Poco después, en 1610, la villa de Uceda levantó su propio convento de mínimos. Pagó los gastos el duque de Uceda, y la pusieron por advocación la de San Buenaventura, quedando de esta casa muy poca documentación y escasa historia.

Otra fundación privada, en Sigüenza, aumenta la relación de esta centuria: en 1623, la ciudad de Sigüenza recibe de don Antonio de Salazar y dona Catalina de Villel el regalo de un convento de franciscanos, que con la advocación de Nuestra Señora de los Ángeles de porciúncula, se situó en el fondo de lo que unos años más tarde será la Alameda: una fachada de barroquismo mesurado para su iglesia, presidida por el emblema brazado del franciscanismo, da el recuerdo imperecedero de este cenobio a cuantos hoy aún pasan ante él. En este siglo XVII también

Brihuega, jardín de la Alcarria, tendrá su cenobio pardo. Creado por Juan de Molina, en unas peñas junto al castillo, fue desde su comienzo habitado por religiosos franciscanos de la reforma hecha por San Pedro de Alcántara, habiendo residido en él, como dicen antiguas crónicas, «varones de probada santidad y muchas letras». Y, en fin, de este tiempo, será el año de 1676 cuando otra nutrida población de la Alcarria, Jadraque, en concreto, vea nacer entre sus murallas, a un costado de ellas, el convento de frailes capuchinos que la duquesa del Infantado y señora de la villa, doña Catalina Gómez de Sandoval y Mendoza, con el apoyo económico del Concejo, el Cabildo eclesiástico de la villa y el provincial castellano de los capuchinos, fundaría junto a la ermita de Nuestra Señora de Castejón. Desapareció la grey en ocasión de la guerra de la Independencia, y del caserón antiguo quedan muros, patios y un enorme escudo de la duquesa fundadora.
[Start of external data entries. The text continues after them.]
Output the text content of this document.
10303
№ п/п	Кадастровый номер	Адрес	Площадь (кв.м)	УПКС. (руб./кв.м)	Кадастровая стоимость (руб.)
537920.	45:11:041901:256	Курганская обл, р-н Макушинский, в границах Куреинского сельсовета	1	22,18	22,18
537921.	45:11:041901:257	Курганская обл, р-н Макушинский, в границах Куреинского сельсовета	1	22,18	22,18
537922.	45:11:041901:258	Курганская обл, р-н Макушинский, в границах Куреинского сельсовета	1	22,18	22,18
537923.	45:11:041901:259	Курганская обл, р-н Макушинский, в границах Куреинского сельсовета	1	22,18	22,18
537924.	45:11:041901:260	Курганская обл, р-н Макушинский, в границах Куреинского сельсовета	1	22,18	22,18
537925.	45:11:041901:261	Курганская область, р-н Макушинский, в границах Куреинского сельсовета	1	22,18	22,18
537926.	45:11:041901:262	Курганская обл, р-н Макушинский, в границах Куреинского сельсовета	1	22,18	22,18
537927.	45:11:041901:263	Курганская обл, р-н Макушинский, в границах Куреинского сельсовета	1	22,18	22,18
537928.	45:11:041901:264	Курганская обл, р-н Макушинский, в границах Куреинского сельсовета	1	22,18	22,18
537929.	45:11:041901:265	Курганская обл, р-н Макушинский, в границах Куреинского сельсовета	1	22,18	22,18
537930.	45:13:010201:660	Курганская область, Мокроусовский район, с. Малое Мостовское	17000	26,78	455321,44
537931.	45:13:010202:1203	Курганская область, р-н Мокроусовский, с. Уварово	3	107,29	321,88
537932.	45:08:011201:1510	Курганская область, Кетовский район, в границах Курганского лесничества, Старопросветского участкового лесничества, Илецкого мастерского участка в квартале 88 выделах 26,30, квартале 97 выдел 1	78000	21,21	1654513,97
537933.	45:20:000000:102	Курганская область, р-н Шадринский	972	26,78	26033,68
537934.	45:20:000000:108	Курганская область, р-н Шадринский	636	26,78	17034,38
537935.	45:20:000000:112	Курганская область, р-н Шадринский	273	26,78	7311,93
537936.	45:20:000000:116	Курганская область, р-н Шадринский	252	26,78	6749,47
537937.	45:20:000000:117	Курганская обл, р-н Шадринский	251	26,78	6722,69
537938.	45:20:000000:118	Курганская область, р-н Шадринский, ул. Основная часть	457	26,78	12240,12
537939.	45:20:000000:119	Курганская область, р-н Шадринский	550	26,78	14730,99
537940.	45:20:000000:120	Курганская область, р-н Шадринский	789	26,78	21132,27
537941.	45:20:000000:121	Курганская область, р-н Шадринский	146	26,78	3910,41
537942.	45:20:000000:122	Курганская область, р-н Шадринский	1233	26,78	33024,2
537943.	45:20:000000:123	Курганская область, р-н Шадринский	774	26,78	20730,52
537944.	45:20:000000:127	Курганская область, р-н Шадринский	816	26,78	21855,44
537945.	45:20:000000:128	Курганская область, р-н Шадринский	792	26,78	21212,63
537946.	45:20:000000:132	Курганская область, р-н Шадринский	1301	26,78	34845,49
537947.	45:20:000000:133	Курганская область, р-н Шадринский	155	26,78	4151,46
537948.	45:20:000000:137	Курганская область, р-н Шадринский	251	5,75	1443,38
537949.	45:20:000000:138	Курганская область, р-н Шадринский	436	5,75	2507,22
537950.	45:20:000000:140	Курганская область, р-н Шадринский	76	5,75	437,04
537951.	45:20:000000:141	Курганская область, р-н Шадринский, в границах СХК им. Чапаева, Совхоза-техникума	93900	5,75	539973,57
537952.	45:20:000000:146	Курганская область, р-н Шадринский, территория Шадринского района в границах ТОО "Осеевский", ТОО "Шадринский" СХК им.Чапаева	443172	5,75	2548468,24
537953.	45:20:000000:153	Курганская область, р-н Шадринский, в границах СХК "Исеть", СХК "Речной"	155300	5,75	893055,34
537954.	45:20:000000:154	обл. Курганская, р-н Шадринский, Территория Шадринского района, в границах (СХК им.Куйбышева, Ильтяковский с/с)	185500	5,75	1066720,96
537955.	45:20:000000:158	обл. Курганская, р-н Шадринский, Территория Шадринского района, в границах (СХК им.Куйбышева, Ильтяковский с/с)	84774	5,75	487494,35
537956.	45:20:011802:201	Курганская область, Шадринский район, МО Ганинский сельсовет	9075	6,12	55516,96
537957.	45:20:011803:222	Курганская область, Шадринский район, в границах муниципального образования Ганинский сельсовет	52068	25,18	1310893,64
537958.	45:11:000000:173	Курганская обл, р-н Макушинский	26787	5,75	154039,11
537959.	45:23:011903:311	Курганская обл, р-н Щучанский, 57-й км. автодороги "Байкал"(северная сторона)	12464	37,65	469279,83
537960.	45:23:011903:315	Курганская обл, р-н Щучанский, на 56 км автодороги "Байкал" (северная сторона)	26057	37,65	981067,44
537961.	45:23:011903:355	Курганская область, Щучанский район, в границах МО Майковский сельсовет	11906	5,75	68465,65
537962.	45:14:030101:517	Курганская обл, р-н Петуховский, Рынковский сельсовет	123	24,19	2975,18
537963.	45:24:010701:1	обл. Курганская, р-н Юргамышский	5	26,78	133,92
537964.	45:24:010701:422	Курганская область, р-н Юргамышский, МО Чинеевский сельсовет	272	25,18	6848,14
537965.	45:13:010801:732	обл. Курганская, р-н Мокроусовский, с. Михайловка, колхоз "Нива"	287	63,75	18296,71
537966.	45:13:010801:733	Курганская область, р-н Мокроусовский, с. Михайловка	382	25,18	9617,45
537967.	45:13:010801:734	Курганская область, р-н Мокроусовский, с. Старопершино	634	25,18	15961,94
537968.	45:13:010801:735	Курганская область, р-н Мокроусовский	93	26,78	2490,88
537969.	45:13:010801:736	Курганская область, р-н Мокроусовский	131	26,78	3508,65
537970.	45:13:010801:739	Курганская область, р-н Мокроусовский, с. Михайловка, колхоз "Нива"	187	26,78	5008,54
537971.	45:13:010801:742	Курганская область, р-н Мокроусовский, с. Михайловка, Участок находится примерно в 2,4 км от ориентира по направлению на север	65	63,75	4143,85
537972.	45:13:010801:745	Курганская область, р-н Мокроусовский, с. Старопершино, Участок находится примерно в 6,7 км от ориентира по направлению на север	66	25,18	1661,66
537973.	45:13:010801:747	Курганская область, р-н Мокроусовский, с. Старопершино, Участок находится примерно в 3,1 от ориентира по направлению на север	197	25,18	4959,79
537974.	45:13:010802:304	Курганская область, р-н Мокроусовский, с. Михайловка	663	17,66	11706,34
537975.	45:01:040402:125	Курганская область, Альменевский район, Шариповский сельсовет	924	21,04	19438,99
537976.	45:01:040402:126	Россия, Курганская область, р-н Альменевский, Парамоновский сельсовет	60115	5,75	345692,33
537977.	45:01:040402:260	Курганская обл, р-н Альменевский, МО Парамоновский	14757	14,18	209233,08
El siglo XVIII, quizás por aquello de ser el «Siglo de las Luces y de la Razón», no verá en nuestra tierra sino la creación de un solo convento francisco: de mujeres concretamente. En Almonacid, y con fecha concreta en los inicios de la centuria. Las concepcionistas que se trasladaron desde Escariche, suscribieron un convenio con el Concejo, por el que se estipulaba que éste les cedía convento, huertas y bienes mientras estuvieran asentadas en el pueblo. Hace muy escasas fechas, esta comunidad se ha marchado de la villa alcarreña, dejando vacías su casa evocadora y recia.

Durante el siglo XIX, solamente tres fundaciones nuevas vinieron a completar la ya larga lista de casas franciscanas en la tierra alcarreña. En Pastrana, el año 1855, con ayuda de la parroquia y el Ayuntamiento, llegaron hasta el abandonado convento de San Pedro, que había sido casa madre de la reforma carmelitana, los franciscanos misioneros que aquí asentaron, con su seminario para la provincia de San Sebastián de Filipinas, sus museos carmelitanos y de objetos asiáticos, y su renovado espíritu que ha permanecido hasta hoy mismo. En la ciudad de Guadalajara, dos comunidades: la de concepcionistas de Nuestra Señora del Olvido, de la Orden de la Inmaculada Concepción de Nuestra Señora, comandadas por sor María Rafaela de los Dolores y Patrocinio, más conocida como la monja de las llagas», y en el mismo edificio, que es el que dejaron los carmelitas de la Epifanía en el recoleto marco que hoy conocemos por «la Plazuela del Carmen», en su iglesia y enorme convento anejo, la comunidad de frailes que bajo la advocación de «Nuestra Señora del Olvido, Triunfo y Misericordias» es la única presencia viva, militante y actual que a la ciudad le queda de aquel medieval empuje que San Francisco de Asís dio al Occidente en el siglo XIII. Ellos son, prueba de vitalidad y dinamismo, quienes han organizado en nuestra ciudad unas recientes Jornadas culturales en rememoración de San Francisco de Asís, a cuya obra en Guadalajara hemos querido rendir este recuerdo y homenaje.